Lucas and Lena had harvested ingredients from the garden, and assembled a simple yet colorful salad. Esther grilled a whole trout, and served it surrounded by a reef of black caviar adorned with sprigs of fresh catnip. Omar had donned his backpack and headed to the woods. He returned with juniper berries and a bristling mouthful of dragonflies, while Red Top had gathered a potpourri of the juiciest and crunchiest butterflies, worms, beetles, and grubs from the garden for Lucifer. The squirming and fluttering mass, gaily festooned with the purple berries, was sensibly served in a covered glass casserole. Rory manned the bar. Lucifer, after perhaps two dozen sorties, had picked enough blackberries to fill a quart bowl—he could carry a dozen in his loosely clasped claws.
Two weeks later
“Congratulations again, my dear, on just the right amount of sugar for our guest’s tea,” Rory said admiringly, “but it is perhaps regretful that he was so immune to any offers of penance.”
“I do like to be prepared for contingencies,” Esther answered modestly, tamping the ground firmly over the mortal remains of the predator. She shrugged wearily. “We both know that legitimate remedies are few, and many prefer this option—and often sooner.
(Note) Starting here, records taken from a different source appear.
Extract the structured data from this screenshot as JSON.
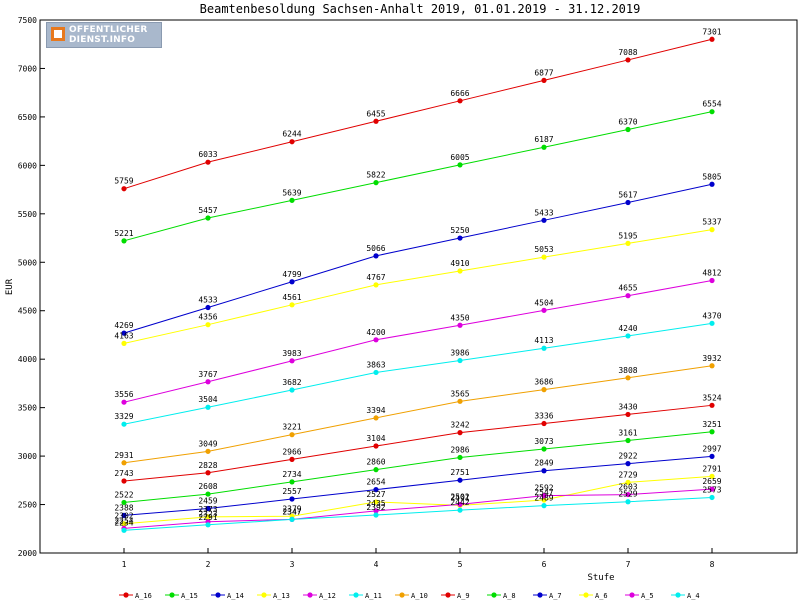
{
  "chart_data": {
    "type": "line",
    "title": "Beamtenbesoldung Sachsen-Anhalt 2019, 01.01.2019 - 31.12.2019",
    "xlabel": "Stufe",
    "ylabel": "EUR",
    "x": [
      1,
      2,
      3,
      4,
      5,
      6,
      7,
      8
    ],
    "ylim": [
      2000,
      7500
    ],
    "yticks": [
      2000,
      2500,
      3000,
      3500,
      4000,
      4500,
      5000,
      5500,
      6000,
      6500,
      7000,
      7500
    ],
    "grid": false,
    "legend_position": "bottom",
    "series": [
      {
        "name": "A_16",
        "color": "#e00000",
        "values": [
          5759,
          6033,
          6244,
          6455,
          6666,
          6877,
          7088,
          7301
        ]
      },
      {
        "name": "A_15",
        "color": "#00dd00",
        "values": [
          5221,
          5457,
          5639,
          5822,
          6005,
          6187,
          6370,
          6554
        ]
      },
      {
        "name": "A_14",
        "color": "#0000cc",
        "values": [
          4269,
          4533,
          4799,
          5066,
          5250,
          5433,
          5617,
          5805
        ]
      },
      {
        "name": "A_13",
        "color": "#ffff00",
        "values": [
          4163,
          4356,
          4561,
          4767,
          4910,
          5053,
          5195,
          5337
        ]
      },
      {
        "name": "A_12",
        "color": "#dd00dd",
        "values": [
          3556,
          3767,
          3983,
          4200,
          4350,
          4504,
          4655,
          4812
        ]
      },
      {
        "name": "A_11",
        "color": "#00eeee",
        "values": [
          3329,
          3504,
          3682,
          3863,
          3986,
          4113,
          4240,
          4370
        ]
      },
      {
        "name": "A_10",
        "color": "#f0a000",
        "values": [
          2931,
          3049,
          3221,
          3394,
          3565,
          3686,
          3808,
          3932
        ]
      },
      {
        "name": "A_9",
        "color": "#e00000",
        "values": [
          2743,
          2828,
          2966,
          3104,
          3242,
          3336,
          3430,
          3524
        ]
      },
      {
        "name": "A_8",
        "color": "#00dd00",
        "values": [
          2522,
          2608,
          2734,
          2860,
          2986,
          3073,
          3161,
          3251
        ]
      },
      {
        "name": "A_7",
        "color": "#0000cc",
        "values": [
          2388,
          2459,
          2557,
          2654,
          2751,
          2849,
          2922,
          2997
        ]
      },
      {
        "name": "A_6",
        "color": "#ffff00",
        "values": [
          2302,
          2373,
          2379,
          2527,
          2491,
          2547,
          2729,
          2791
        ]
      },
      {
        "name": "A_5",
        "color": "#dd00dd",
        "values": [
          2254,
          2323,
          2347,
          2435,
          2502,
          2592,
          2603,
          2659
        ]
      },
      {
        "name": "A_4",
        "color": "#00eeee",
        "values": [
          2234,
          2291,
          2347,
          2392,
          2442,
          2489,
          2529,
          2573
        ]
      }
    ]
  },
  "logo": {
    "line1": "OFFENTLICHER",
    "line2": "DIENST.INFO"
  }
}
The man was unusually stubborn.”
“It is an interesting phenomenon, and may well argue that humans are sensualists to the bitter end. In this case, a man nearing the final throes of dehydration, and having exhausted all bodily sources, will knowingly drink lethal poison to assuage, however temporarily, his thirst.”
“It is curious,” agreed Esther.
Fittingly, perhaps, they had buried him at the summit of a sloping hill just above her carefully tended row of castor bean vines. “And now we need new ground cover. Shall we have marigolds?”
“An excellent choice,” Rory answered, grinning to himself. They stepped into the kitchen and washed up at the sink, then joined hands and climbed the great south stairway. Rory, releasing her hand to encircle her waist, entered Esther’s room. Together they lit the memorial candles, and fell in voluptuous abandon onto the great canopied bed.
Red Top and Omar enjoyed several rounds of catnip, and curled back to back before the dying embers of the fire. Lucifer used them like a pillow.
Tomorrow, perhaps, would bring a paying client—the household could ill afford a steady diet of pro bono work like the Grinfels case.
Meanwhile, once upon a time, the light of the full moon shimmered gently in every room, and our five heroes slept the dreamless sleep of the just.